Merci à Irina Parachkévova-Racine, à André Pratte et à Ian B. Lee d’avoir contribué à cet ouvrage par les avant-propos, préface et postface.
- Pour accéder à la table des matière de cet ouvrage : cliquez ici
Résumé :
En 2021, le Québec a fait entrer l’entreprise à mission sur la scène juridique provinciale. Il rejoint ainsi la Colombie-Britannique et la Nouvelle-Écosse, et d’autres États tels que les États-Unis, la France, l’Angleterre… Avec le projet de loi no 797, Loi modifiant la Loi sur les sociétés par actions afin d’y intégrer l’entreprise à mission, le droit des sociétés par actions fait place à une entreprise lucrative qui allie rendement financier et mission sociale, inspirée de la Benefit Corporation étatsunienne. Dans ce projet, le choix est fait de consacrer une structure spécifique dotée de la personnalité morale. La finalité de l’entreprise, sa gouvernance et sa transparence sont repensées.
Ce projet de loi est innovant, car source d’une salutaire rupture. Au regard des lois adoptées ailleurs, il manque toutefois d’ambition et son contenu doit être bonifié.
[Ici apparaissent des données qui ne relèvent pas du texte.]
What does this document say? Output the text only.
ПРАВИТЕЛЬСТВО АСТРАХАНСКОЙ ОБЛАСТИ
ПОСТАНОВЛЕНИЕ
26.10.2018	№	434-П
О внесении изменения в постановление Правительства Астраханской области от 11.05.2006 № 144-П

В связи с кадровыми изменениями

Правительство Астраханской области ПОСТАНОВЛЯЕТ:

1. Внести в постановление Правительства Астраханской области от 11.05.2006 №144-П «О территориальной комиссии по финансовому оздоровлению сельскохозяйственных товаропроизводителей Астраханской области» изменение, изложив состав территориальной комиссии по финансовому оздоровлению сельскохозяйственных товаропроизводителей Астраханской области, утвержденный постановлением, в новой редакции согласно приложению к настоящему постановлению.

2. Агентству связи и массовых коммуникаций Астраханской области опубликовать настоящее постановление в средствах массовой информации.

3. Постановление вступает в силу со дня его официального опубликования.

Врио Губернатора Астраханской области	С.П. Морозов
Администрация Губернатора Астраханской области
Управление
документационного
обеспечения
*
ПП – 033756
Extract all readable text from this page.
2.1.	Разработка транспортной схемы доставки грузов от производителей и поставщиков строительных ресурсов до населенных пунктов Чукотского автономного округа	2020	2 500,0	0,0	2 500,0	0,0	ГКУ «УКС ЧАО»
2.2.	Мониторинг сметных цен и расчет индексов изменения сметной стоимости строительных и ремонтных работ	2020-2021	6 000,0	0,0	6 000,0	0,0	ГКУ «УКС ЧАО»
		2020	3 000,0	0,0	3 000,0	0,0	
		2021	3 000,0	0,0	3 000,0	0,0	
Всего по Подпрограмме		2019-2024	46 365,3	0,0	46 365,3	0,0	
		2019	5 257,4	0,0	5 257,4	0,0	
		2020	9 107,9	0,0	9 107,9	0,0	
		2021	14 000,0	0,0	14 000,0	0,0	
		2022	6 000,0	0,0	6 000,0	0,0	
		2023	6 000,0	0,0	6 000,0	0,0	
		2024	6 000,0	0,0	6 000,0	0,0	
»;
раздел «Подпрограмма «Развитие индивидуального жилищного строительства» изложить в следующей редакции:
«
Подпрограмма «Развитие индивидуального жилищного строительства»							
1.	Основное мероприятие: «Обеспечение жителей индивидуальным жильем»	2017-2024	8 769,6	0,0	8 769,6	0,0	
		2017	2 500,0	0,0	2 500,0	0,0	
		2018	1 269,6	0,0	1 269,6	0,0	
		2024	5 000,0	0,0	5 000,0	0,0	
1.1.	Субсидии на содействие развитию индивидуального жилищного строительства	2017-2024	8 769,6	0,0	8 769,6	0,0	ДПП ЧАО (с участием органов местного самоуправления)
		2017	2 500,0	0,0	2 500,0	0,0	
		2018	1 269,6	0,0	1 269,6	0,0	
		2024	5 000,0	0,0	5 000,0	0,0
En outre, la récente polémique autour du groupe Danone illustre les limites de l’entreprise à mission, cette dernière n’étant pas exempte des menaces liées aux logiques de marché. Conseil d’administration et actionnaires sont la pierre angulaire du succès de ce type d’entreprise. Cet ouvrage propose donc plusieurs pistes destinées à améliorer ce projet de loi.
À la prochaine…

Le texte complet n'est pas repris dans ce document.